When she was just 20 years old, Maria suffered a pulmonary embolism at the tournament in Indian Wells in 2008, even threatened her life for a short time, and had to take a break for months. Only a year later she suffered the next stroke of fate when her father Heinrich died of cancer. 2012 proved to be a crucial turning point in Maria’s career – and personal life. In preparation for the US Open, her coach at the time sent her to a colleague in the USA. That colleague was Charles Edouard, who is now Maria’s trainer, husband, and father of their two daughters.

In 2013, Maria played in the first round of Wimbledon with a visible baby bump and announced after the match that she was expecting her first child. In April 2021 the second daughter was born. Now Maria lives with her husband in Palm Beach Gardens in the USA – and in a prominent neighborhood. Right next to her lives 23-time Grand Slam winner Serena Williams, who was eliminated in the first round at Wimbledon this year. A close friendship has developed between Maria and Williams, both of whom also take care of each other’s children.

Maria criticizes WTA

In March, Maria sharply criticized the World Association WTA because, in her opinion, there was not enough support for pregnant women and mothers on tour. “In tennis, pregnant women are not referred to as pregnant, we are more or less among the injured players,” said the mother of two daughters in an interview with the ARD sports show. “I don’t understand that the WTA hasn’t created an extra rule for pregnant women and we have to use the rule for injured people.”

Tatyana Maria
Tatjana Maria with her husband Charles Edouard Maria

The biggest annoyance with this rule is the so-called “protected ranking”. If a player returns to the tour, this applies to all four Grand Slams, while the players only apply to two majors, Maria said. The “Protected Ranking” ensures that players after long-term injuries can play twelve tournaments with the same world ranking position that they had before the injury. This is to prevent professionals from falling back to a bad world ranking position after a long break and thus meeting high-ranked opponents early in tournaments. Show jumper Janne Friederike Meyer-Zimmermann tries to achieve the same in equestrian sports.

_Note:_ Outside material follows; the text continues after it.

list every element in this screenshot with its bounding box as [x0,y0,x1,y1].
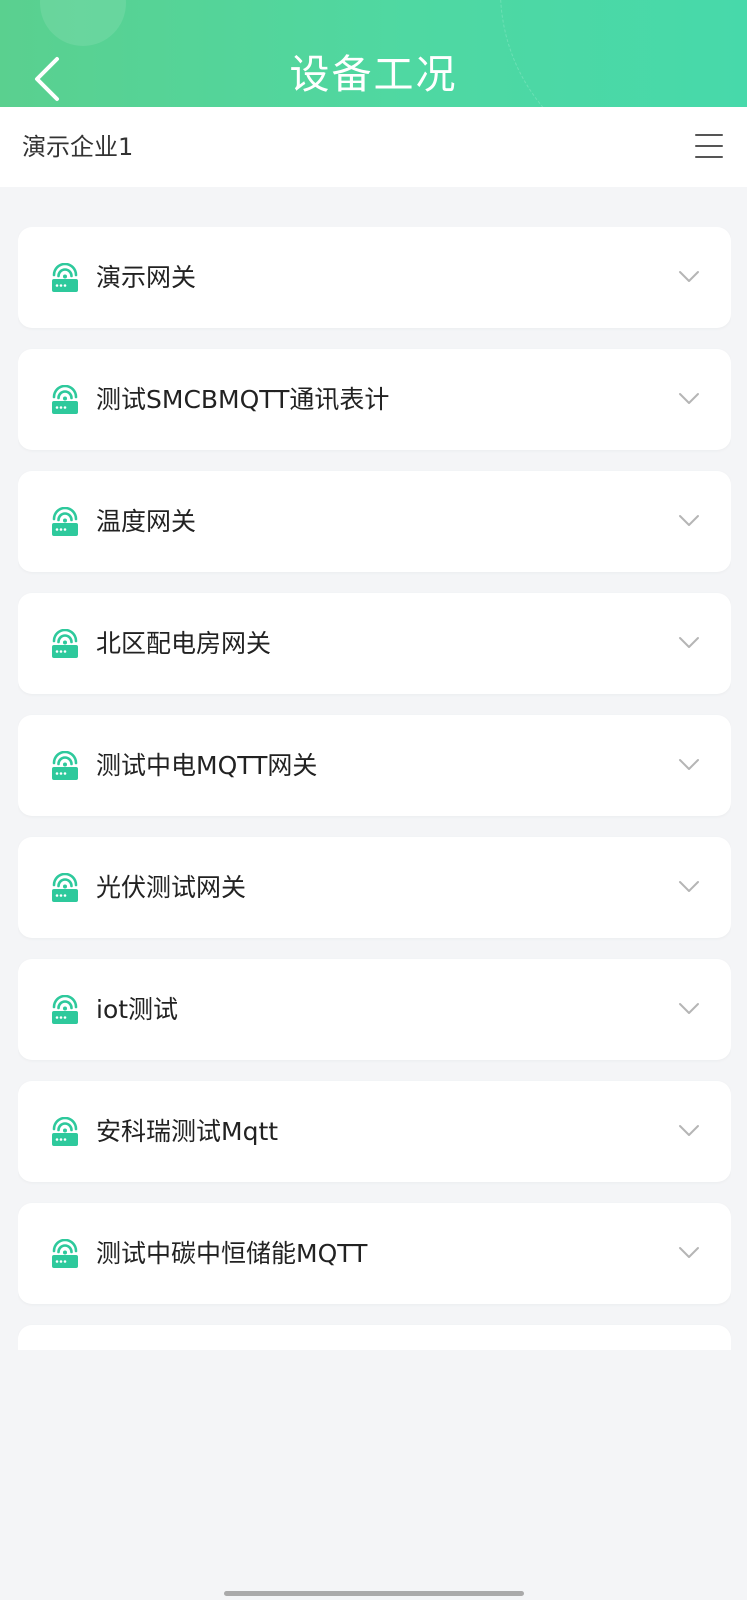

Maria had also approached WTA boss Steve Simon with her request – but so far without result. Simon said he would think about it. Sportingly bitter for Maria is that after the exclusion of Russian and Belarusian athletes, the points that are so important for the world rankings do not count. That was the consequence of the ATP and WTA on the English decision not to let players from Russia and Belarus started. But when Maria looked incredulously into the box at her coach and husband after the match, she didn’t think about it. The dream of the first Grand Slam victory of her career is alive – and is now only two victories away.